Uveitis management in Sierra Leone and developing countries with a high rate of infectious diseases—including toxoplasmosis and EVD-associated uveitis—has provided a wealth of information about infectious pathologies and opportunities to provide complex care to underserved populations. The introduction of research infrastructure has improved the region’s ophthalmic imaging capabilities, research workflows, ophthalmic education, and ophthalmic subspecialty service delivery. However, remaining challenges include patient-level considerations (ie, treatment adherence, financial constraints, and delayed presentation) and health system constraints (ie, availability of molecular diagnostic testing for infectious disease syndromes, supply chain, and reagents for serologic testing).

Such constraints emphasize the need for strong clinical observation skills and empiric treatment and task-shifting to mid-level health care providers to allow ophthalmologists and optometrists to deal with rare or severe conditions. This can give the clinician more time to engage in further research, training, monitoring, and supportive supervision to build, improve, and sustain a robust health care system.

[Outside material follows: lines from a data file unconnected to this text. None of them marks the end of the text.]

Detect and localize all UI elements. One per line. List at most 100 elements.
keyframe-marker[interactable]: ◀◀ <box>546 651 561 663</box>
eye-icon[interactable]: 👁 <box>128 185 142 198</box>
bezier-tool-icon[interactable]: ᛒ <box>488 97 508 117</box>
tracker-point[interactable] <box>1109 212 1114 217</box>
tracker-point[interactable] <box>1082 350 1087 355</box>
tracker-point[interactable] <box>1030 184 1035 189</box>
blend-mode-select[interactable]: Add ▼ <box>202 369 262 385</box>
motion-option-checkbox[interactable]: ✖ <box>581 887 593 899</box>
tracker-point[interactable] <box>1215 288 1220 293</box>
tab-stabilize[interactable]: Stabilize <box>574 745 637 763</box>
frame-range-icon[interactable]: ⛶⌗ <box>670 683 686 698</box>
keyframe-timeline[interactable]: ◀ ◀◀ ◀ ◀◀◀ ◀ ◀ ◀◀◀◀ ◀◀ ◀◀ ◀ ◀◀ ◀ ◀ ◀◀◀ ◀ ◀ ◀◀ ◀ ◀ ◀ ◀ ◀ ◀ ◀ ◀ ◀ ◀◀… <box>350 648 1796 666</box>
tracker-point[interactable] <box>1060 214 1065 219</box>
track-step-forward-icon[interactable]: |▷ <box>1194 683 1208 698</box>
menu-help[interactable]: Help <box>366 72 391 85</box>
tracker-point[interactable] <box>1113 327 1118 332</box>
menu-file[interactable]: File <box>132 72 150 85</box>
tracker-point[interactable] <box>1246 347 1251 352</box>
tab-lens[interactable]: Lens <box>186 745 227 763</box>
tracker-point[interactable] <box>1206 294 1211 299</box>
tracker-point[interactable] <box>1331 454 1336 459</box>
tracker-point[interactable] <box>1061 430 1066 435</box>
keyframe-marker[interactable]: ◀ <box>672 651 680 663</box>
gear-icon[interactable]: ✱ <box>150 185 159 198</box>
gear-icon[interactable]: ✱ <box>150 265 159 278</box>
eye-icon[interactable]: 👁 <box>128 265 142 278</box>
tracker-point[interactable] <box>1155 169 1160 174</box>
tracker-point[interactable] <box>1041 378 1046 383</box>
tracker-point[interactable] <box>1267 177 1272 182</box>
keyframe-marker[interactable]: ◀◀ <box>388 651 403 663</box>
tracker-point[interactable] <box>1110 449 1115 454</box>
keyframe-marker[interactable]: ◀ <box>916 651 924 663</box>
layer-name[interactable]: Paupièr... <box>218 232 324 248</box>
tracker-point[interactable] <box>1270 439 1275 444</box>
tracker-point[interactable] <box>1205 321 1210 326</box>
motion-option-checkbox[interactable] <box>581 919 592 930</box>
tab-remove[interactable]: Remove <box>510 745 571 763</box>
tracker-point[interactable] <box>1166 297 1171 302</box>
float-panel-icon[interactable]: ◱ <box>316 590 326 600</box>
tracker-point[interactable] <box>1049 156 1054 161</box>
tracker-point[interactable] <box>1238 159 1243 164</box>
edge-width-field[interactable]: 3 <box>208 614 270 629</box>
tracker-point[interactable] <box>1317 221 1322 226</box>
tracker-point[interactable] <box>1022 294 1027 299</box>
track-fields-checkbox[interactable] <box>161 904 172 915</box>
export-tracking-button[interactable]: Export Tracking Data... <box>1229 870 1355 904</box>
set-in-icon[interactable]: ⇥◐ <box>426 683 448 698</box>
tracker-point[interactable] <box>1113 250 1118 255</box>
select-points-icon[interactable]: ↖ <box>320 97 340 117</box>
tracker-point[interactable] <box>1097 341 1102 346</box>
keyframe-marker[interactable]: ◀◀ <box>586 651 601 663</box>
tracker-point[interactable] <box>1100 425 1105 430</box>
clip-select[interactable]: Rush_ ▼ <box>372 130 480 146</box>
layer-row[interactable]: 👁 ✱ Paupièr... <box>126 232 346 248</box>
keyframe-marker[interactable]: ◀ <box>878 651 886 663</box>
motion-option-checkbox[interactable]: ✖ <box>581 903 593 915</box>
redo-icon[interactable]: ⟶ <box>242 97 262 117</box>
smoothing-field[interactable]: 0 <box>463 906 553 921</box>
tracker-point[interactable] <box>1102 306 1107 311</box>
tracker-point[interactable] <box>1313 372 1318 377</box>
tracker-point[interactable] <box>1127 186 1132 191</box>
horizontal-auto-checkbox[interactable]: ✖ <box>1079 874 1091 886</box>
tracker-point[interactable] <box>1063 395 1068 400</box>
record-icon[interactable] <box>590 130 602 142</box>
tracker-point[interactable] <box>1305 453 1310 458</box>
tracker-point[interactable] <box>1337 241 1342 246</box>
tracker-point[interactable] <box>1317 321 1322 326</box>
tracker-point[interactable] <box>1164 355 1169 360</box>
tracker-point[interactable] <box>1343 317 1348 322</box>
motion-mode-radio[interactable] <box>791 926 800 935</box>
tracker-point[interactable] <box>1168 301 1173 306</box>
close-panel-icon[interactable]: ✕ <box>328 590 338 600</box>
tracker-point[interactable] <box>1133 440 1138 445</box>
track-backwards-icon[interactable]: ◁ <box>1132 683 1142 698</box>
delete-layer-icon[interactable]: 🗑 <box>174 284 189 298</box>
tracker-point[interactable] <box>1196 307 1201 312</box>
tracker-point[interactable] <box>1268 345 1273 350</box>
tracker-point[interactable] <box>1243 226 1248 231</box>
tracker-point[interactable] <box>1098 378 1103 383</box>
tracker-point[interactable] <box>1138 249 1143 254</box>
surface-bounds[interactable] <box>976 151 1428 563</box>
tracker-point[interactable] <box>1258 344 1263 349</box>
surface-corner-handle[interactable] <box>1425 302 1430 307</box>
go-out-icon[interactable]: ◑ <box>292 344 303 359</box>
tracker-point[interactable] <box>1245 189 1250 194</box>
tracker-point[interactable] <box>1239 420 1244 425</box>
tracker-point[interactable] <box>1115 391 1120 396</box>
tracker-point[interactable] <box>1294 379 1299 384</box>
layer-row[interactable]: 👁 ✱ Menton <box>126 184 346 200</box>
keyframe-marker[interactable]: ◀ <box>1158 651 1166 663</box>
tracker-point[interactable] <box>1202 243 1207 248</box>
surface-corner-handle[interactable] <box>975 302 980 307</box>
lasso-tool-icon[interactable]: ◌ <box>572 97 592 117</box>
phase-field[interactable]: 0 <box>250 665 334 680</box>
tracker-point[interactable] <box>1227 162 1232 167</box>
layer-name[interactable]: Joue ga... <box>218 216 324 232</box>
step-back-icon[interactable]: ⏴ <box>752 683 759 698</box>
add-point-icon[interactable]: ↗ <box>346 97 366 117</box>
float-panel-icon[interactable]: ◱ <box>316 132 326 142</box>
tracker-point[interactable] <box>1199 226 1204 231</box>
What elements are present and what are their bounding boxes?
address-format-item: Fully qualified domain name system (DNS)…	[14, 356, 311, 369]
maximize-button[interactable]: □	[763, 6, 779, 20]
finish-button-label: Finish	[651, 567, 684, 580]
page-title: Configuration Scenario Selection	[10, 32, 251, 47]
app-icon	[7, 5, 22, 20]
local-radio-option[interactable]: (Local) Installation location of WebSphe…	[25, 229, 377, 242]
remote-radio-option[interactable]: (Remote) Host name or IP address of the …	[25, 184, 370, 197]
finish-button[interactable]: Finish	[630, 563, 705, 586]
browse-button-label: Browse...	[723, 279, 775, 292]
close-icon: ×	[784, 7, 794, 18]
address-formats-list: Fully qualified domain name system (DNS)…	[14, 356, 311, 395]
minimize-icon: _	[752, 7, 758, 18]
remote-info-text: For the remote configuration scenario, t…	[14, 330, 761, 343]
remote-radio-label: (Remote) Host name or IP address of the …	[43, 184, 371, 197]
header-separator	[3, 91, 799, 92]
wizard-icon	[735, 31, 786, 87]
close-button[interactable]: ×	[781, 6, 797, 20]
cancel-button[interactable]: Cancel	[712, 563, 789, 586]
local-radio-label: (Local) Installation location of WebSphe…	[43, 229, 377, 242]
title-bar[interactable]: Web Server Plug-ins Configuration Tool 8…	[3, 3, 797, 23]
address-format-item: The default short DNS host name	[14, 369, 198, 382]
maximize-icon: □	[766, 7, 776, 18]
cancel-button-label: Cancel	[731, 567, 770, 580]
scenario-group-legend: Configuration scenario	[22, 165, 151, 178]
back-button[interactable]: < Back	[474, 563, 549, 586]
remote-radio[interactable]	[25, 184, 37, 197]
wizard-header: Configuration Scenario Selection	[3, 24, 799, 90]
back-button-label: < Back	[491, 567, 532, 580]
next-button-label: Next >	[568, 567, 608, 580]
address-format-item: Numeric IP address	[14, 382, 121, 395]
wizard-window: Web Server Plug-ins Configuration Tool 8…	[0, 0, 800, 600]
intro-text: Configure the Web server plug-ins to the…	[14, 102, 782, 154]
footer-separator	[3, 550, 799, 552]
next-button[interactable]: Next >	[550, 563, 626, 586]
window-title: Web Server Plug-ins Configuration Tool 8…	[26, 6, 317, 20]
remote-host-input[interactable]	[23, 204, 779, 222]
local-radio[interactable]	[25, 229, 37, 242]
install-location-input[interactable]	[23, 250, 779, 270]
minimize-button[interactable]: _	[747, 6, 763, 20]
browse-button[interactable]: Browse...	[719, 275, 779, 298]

Authors’ note: This project was supported by the NEI/NIH. The content is the responsibility of the authors and does not represent the official views of the NIH or the Department of Health and Human Services; mention of products or organizations does not imply endorsement by the United States Government. Funding has also been provided by the Stanley Truhlsen Family Foundation, the ARVO Young Investigator Award, and a Macula Society Retina Research Grant.